# Someboby's turned four!



## LeoRose (Jan 10, 2013)

It's my Leo!

2016-1-20 Leo's Birthday DSC_0633 by Rosemary Elwell, on Flickr

2016-1-20 Leo's Birthday DSC_0635 by Rosemary Elwell, on Flickr

2016-1-20 Leo's Birthday DSC_0644 by Rosemary Elwell, on Flickr

2016-1-20 Leo's Birthday DSC_0647 by Rosemary Elwell, on Flickr

Tempus Fugit, and all that..... Seems like just a few weeks ago I was bringing home a half dead puppy, and wondering if she was going to survive the weekend. How can it be that she's four already, and grown into such a pretty girl?


----------



## dogma13 (Mar 8, 2014)

Happy Birthday Leo!She is a beautiful girl!


----------



## Daisy&Lucky's Mom (Apr 24, 2011)

Happy 4th Leo. Leo you are a beautiful girl. wishing you and Leo a geat year.

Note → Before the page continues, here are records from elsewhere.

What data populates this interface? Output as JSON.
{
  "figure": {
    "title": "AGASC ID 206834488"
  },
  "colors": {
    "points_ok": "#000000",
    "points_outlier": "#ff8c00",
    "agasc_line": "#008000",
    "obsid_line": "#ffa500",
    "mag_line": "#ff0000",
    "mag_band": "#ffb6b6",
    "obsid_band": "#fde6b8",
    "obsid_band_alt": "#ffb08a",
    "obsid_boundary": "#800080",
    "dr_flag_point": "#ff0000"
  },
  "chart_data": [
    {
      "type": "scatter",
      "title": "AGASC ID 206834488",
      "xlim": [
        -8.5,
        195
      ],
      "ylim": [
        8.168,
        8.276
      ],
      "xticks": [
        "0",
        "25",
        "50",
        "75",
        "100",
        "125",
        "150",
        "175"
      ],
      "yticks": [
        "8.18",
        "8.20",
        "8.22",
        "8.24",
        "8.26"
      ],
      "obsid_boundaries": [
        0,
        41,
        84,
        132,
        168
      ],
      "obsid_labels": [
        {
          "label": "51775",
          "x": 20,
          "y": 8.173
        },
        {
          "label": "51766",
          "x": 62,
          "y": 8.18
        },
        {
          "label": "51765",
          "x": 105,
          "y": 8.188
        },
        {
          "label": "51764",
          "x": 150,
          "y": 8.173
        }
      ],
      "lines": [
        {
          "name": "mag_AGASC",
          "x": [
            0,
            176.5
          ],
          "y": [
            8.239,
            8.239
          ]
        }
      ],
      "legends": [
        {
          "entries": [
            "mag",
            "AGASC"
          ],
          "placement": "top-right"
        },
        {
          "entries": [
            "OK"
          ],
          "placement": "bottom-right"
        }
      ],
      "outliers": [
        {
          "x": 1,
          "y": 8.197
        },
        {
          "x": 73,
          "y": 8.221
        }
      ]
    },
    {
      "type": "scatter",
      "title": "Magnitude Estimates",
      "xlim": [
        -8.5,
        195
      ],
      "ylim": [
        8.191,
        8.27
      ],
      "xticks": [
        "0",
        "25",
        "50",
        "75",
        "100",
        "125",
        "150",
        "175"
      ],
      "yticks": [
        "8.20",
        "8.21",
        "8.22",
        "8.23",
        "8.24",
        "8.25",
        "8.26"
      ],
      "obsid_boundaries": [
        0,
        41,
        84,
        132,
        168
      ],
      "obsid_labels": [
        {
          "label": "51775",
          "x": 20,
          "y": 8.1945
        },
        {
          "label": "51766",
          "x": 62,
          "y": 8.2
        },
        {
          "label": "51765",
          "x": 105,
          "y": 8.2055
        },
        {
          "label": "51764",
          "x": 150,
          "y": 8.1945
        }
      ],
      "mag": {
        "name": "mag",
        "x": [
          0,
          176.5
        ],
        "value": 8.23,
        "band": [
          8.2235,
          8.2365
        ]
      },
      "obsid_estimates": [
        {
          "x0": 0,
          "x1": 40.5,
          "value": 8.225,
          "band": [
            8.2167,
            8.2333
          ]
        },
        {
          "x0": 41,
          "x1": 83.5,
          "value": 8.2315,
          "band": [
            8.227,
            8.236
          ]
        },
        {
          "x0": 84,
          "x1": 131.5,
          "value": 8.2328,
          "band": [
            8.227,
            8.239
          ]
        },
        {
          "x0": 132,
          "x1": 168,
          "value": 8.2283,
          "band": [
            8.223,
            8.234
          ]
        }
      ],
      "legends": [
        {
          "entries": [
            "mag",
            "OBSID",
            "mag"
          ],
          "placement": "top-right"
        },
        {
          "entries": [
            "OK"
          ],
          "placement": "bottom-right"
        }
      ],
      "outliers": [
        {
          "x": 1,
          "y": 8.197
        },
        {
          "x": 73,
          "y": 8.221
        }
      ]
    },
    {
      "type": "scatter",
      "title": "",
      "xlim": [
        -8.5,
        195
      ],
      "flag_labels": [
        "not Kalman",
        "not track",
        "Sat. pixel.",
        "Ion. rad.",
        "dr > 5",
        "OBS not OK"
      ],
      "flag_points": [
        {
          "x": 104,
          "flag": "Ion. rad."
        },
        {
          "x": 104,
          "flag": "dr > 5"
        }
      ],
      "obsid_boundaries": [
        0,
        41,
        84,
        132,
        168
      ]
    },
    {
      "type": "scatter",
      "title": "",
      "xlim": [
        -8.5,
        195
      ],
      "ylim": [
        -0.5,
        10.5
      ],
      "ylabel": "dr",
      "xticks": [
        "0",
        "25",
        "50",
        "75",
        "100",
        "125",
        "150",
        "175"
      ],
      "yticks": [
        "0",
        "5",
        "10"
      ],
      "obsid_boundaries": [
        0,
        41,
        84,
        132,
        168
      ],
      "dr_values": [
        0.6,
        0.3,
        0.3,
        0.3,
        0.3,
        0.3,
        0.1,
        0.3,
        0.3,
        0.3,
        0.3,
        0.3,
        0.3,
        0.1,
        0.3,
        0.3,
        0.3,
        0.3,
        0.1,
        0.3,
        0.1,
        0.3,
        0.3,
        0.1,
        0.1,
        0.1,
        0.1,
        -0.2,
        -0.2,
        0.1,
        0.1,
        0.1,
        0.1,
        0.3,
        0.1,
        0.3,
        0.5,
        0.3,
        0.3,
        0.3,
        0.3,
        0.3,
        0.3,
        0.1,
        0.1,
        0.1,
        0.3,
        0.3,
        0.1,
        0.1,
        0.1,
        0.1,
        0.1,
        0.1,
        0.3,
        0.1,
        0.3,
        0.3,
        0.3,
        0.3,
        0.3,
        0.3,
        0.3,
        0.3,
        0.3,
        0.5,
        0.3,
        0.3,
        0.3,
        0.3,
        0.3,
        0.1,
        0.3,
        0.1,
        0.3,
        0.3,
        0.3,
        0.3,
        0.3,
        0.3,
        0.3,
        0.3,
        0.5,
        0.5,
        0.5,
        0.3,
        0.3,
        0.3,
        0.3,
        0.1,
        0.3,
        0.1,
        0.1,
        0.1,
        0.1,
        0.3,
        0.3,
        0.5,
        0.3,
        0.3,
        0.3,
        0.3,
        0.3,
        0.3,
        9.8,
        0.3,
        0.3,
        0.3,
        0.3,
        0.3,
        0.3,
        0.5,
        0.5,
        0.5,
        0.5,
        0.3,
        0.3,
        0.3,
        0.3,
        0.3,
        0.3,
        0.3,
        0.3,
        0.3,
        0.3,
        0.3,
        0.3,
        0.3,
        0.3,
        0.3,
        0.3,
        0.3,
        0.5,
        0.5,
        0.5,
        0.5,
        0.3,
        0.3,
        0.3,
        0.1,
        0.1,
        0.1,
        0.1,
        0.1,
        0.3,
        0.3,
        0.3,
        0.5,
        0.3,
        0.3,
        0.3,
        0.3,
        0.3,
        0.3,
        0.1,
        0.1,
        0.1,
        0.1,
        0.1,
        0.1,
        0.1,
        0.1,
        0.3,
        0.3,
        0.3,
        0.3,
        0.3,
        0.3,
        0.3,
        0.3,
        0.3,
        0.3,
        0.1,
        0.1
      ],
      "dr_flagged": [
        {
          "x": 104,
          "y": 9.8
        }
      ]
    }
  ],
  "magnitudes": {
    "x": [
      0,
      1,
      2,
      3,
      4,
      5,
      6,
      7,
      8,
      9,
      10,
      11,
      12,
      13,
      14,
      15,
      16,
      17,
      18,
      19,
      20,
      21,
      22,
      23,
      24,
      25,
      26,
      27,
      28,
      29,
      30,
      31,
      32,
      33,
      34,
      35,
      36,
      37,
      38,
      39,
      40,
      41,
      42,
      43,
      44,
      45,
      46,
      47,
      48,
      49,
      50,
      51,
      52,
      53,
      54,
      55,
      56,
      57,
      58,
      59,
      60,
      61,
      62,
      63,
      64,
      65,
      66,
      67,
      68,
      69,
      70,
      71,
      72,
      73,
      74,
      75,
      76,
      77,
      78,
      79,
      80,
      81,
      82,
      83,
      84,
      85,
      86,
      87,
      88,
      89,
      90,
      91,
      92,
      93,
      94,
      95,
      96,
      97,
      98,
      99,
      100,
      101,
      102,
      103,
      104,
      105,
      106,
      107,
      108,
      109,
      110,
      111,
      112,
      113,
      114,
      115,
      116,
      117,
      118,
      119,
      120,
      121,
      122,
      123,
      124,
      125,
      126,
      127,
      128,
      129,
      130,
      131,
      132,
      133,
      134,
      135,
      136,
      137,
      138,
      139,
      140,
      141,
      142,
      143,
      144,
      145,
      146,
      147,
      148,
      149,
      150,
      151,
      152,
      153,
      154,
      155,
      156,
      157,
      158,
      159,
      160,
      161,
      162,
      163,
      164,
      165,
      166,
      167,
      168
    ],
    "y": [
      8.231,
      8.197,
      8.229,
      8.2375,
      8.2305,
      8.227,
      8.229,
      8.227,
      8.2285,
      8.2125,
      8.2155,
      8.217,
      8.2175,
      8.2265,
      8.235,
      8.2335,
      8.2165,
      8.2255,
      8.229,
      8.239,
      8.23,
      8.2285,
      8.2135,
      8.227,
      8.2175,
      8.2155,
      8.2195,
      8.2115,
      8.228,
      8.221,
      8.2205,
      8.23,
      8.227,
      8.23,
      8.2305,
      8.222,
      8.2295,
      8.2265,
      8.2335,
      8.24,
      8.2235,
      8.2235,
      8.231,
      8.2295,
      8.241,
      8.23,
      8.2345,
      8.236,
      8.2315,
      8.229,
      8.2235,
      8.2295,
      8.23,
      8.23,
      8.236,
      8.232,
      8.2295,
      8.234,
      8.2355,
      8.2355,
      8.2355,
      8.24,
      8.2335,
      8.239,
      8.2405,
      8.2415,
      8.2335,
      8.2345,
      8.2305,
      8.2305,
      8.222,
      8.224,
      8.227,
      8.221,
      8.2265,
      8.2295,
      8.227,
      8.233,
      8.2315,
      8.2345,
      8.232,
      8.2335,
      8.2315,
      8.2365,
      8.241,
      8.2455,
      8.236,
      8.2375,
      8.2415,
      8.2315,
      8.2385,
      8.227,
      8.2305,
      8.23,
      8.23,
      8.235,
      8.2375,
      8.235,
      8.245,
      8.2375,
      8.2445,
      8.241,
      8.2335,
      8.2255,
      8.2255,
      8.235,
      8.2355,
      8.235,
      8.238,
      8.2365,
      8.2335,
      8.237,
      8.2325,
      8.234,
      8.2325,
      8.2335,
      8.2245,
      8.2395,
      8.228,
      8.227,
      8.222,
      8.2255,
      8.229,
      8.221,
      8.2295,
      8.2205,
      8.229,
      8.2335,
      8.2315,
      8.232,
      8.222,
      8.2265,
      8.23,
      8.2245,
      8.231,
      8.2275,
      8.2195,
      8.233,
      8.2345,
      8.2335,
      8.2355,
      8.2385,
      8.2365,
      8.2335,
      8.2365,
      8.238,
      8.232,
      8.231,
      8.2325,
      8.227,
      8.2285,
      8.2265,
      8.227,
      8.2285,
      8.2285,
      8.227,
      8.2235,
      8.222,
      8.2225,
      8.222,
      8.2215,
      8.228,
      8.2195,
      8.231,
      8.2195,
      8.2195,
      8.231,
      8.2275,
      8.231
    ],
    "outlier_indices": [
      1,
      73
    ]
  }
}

Thank you for giving her the chance.


----------



## car2ner (Apr 9, 2014)

Looking good Leo


----------



## kelbonc (Aug 25, 2014)

:birthday:

Happy 4th Birthday Leo!! Beautiful girl!!  Hope your are spoiled lots today!!


----------



## Shade (Feb 20, 2012)

Happy birthday beautiful and many more!! :wub:


----------



## newlie (Feb 12, 2013)

Happy Birthday, beautiful girl! Tell your Mom to give you lots of cookies today!


----------



## RZZNSTR (Jan 24, 2015)

Happy Birthday Leo!


----------



## Loneforce (Feb 12, 2012)

:birthday:


----------



## Kayos and Havoc (Oct 17, 2002)

Happy birthday handsome!


----------